Per giunta devo percorrere ancora 4000 miglia.
Sono tante, 4000 miglia, ma ne ho già fatte 17.000. Adesso comincio a tenere il
conto in giorni e non più in settimane, mi resta da varcare soltanto la barriera
simbolica dell'Equatore... e dopo... Les Sables... e dopo... poco importa, per
il momento. Devo finire, ma senza perdere la concentrazione: non si è forse
visto, nel precedente Vendée Globe, Philippe Poupon disalberare tre giorni prima
dell'arrivo, V.D.H. arrivare con la barca che si delaminava e tonnellate d'acqua
nella cala delle vele? È nel momento in cui la stanchezza si fa sentire, in cui
si accumulano le brutte nottate, in cui anche la barca fa fatica e lo dice
attraverso mille piccoli sintomi non gravi ma che sono altrettanti campanelli
d'allarme, è in questo momento, sì, che l'impazienza è maggiore, che si vorrebbe
essere già a domani... e più in fretta... tentazione di togliere i terzaroli...
di aumentare un po' la velatura... di lanciare la barca contro il mare per
guadagnare leggermente controvento... è allora che bisogna tener duro. Non
lasciarsi vincere dalla voglia incontenibile di andare più veloci, è allora che
non bisogna pensare troppo a coloro che, sul molo di Les Sables, ci apriranno le
braccia. No, bisogna vivere nell'attimo, nella routine quotidiana: qui sta il
fascino, ciò che fa di questa gara qualcosa di unico nel suo genere... Una
competizione sportiva di 100 giorni... 2400 ore... 144.000 minuti...
8.640.000 secondi.»
L'Equatore che PRB si accinge a varcare ha un posto a sé nelle linee
invisibili che reticolano il pianeta. L'ossessione degli scopritori europei di
cadere nel vuoto una volta raggiunti gli antipodi è finita da un pezzo nello
scaffale delle chimere: la terra è rotonda ma non ha né dritto né rovescio.
Quantunque... Difficile per un «nordista» che torna dall'emisfero meridionale e
rivede l'acqua versarsi nel senso delle lancette dell'orologio non pensare
istintivamente che il suo mondo gira di nuovo nel senso giusto... Lo stesso è
per il marinaio che ritrova nell'avvicendarsi dei fenomeni meteorologici,
depressioni o anticicloni, un senso più abituale. Varcare «la linea», ripassare
dal sud al nord è dunque un po' come cambiare mondo e punti di riferimento.
Quando sullo schermo del GPS lampeggia, accanto al grado di latitudine, la
lettera N anziché la S, il momento non è soltanto simbolico ed emozionante ma
anche concreto. Tutte cose che fanno del passaggio dell'Equatore, al di là dei
riti tradizionali, un momento importante nella vita di un marinaio. Come
all'andatà, Isabelle non mancherà, del resto, di festeggiare l'avvenimento.

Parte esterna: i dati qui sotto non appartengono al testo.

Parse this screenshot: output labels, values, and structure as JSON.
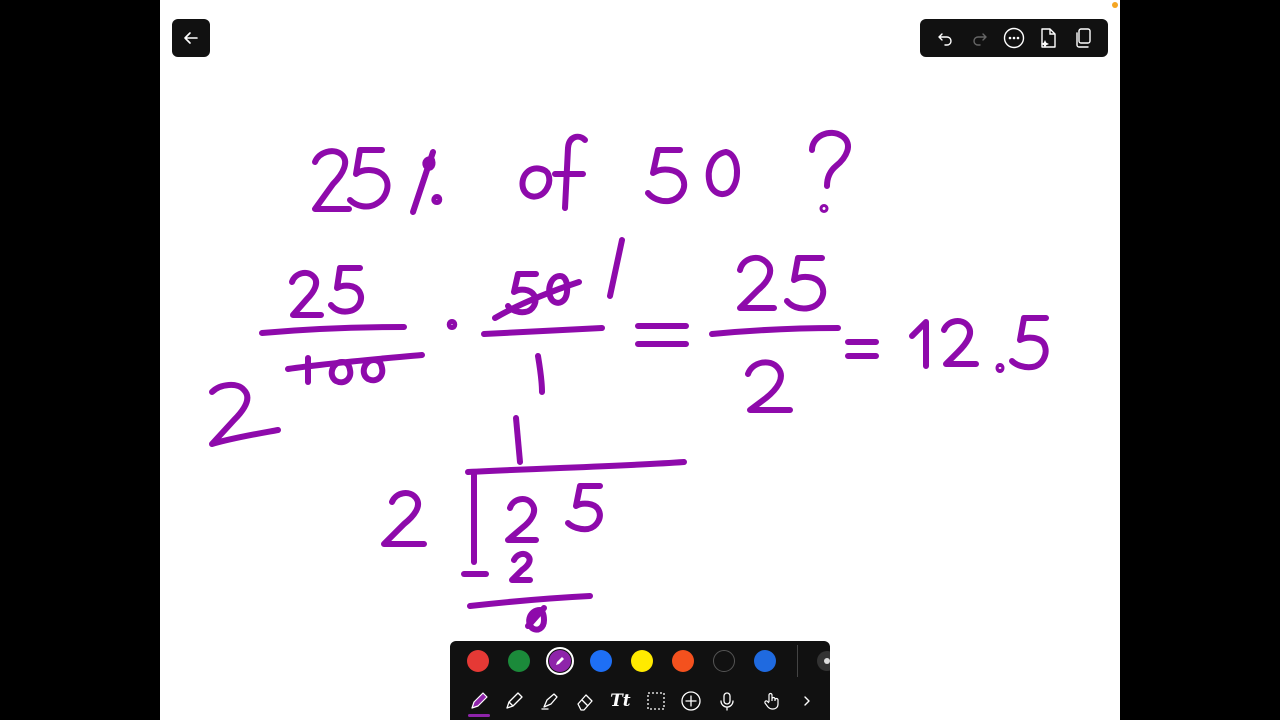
{
  "app": {
    "accent": "#8e24aa",
    "ink_color": "#8e0aab"
  },
  "top_toolbar": {
    "buttons": [
      "undo-icon",
      "redo-icon",
      "more-icon",
      "ai-doc-icon",
      "pages-icon"
    ]
  },
  "palette": {
    "colors": [
      "#e53935",
      "#1b8a3a",
      "#8e24aa",
      "#1e6ff5",
      "#ffea00",
      "#f4511e",
      "#111111",
      "#1f6ae0"
    ],
    "selected_index": 2
  },
  "tools": [
    "pen-icon",
    "pencil-icon",
    "highlighter-icon",
    "eraser-icon",
    "text-tool",
    "lasso-select-icon",
    "add-icon",
    "microphone-icon",
    "hand-touch-icon",
    "chevron-right-icon"
  ],
  "tool_text_label": "Tt",
  "handwriting": {
    "question": "25% of 50 ?",
    "line1_left_numerator": "25",
    "line1_left_denominator": "100",
    "line1_times_numerator": "50",
    "line1_times_denominator": "1",
    "result_numerator": "25",
    "result_denominator": "2",
    "result_decimal": "12.5",
    "division_divisor": "2",
    "division_dividend": "25",
    "division_quotient": "1",
    "division_subtract": "-2",
    "division_remainder": "0"
  }
}
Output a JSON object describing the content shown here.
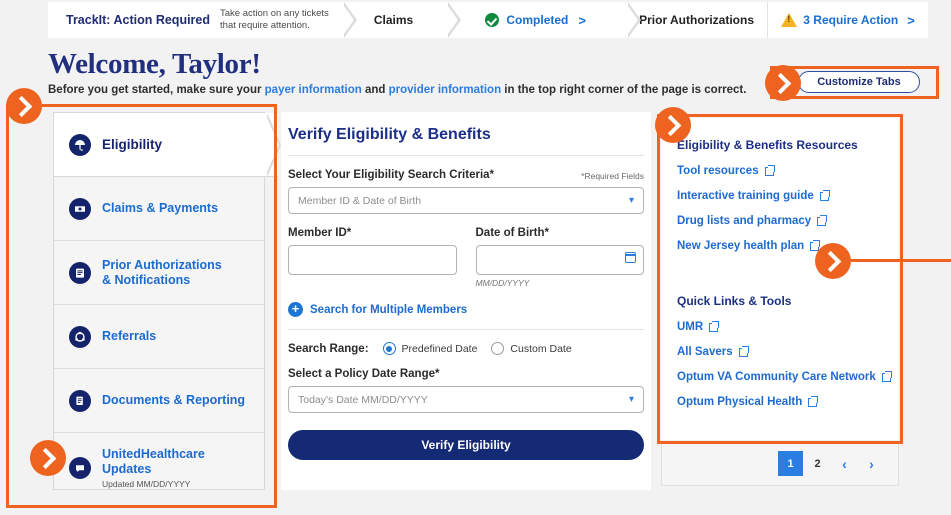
{
  "topnav": {
    "segments": [
      {
        "title": "TrackIt: Action Required",
        "subtitle": "Take action on any tickets\nthat require attention.",
        "icon": "none"
      },
      {
        "label": "Claims",
        "icon": "none"
      },
      {
        "label": "Completed",
        "icon": "check-circle-icon",
        "chevron": ">"
      },
      {
        "label": "Prior Authorizations",
        "icon": "none"
      },
      {
        "label": "3 Require Action",
        "icon": "warning-triangle-icon",
        "chevron": ">"
      }
    ]
  },
  "header": {
    "welcome": "Welcome, Taylor!",
    "sub_before": "Before you get started, make sure your ",
    "link_payer": "payer information",
    "sub_mid": " and ",
    "link_provider": "provider information",
    "sub_after": " in the top right corner of the page is correct.",
    "customize_tabs": "Customize Tabs"
  },
  "sidebar": {
    "items": [
      {
        "label": "Eligibility",
        "icon": "umbrella-icon",
        "active": true
      },
      {
        "label": "Claims & Payments",
        "icon": "payment-icon",
        "active": false
      },
      {
        "label": "Prior Authorizations\n& Notifications",
        "icon": "clipboard-icon",
        "active": false
      },
      {
        "label": "Referrals",
        "icon": "referral-icon",
        "active": false
      },
      {
        "label": "Documents & Reporting",
        "icon": "documents-icon",
        "active": false
      },
      {
        "label": "UnitedHealthcare\nUpdates",
        "icon": "chat-bubble-icon",
        "active": false,
        "sub": "Updated MM/DD/YYYY"
      }
    ]
  },
  "form": {
    "title": "Verify Eligibility & Benefits",
    "criteria_label": "Select Your Eligibility Search Criteria*",
    "required_note": "*Required Fields",
    "criteria_value": "Member ID & Date of Birth",
    "member_id_label": "Member ID*",
    "member_id_value": "",
    "member_id_placeholder": "",
    "dob_label": "Date of Birth*",
    "dob_value": "",
    "dob_placeholder": "",
    "dob_hint": "MM/DD/YYYY",
    "multi_link": "Search for Multiple Members",
    "search_range_label": "Search Range:",
    "radio_predefined": "Predefined Date",
    "radio_custom": "Custom Date",
    "radio_selected": "Predefined Date",
    "policy_label": "Select a Policy Date Range*",
    "policy_value": "Today's Date MM/DD/YYYY",
    "verify_button": "Verify Eligibility"
  },
  "right_panel": {
    "resources_heading": "Eligibility & Benefits Resources",
    "resources": [
      "Tool resources",
      "Interactive training guide",
      "Drug lists and pharmacy",
      "New Jersey health plan"
    ],
    "quicklinks_heading": "Quick Links & Tools",
    "quicklinks": [
      "UMR",
      "All Savers",
      "Optum VA Community Care Network",
      "Optum Physical Health"
    ]
  },
  "pagination": {
    "pages": [
      "1",
      "2"
    ],
    "current": "1",
    "prev": "‹",
    "next": "›"
  },
  "colors": {
    "accent_orange": "#ef6321",
    "brand_navy": "#152a75",
    "link_blue": "#1d6bd0",
    "success_green": "#0d8a3e",
    "warning_yellow": "#f5b223"
  }
}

Stavolta, però, niente champagne per Nettuno o fiori per Yemanja. L'opulenza dei
primi giorni di gara è lontana: gli dèi si accontenteranno di dividere con la
solitaria un po' di sciroppo di menta. Peccato, l'oca in scatola tenuta in serbo
per l'occasione avrebbe meritato uno di quei Borgogna numerati e datati che
Isabelle predilige. Cosa importa, il conto alla rovescia è cominciato. Fra venti
giorni Isabelle non dovrà più privarsi di niente.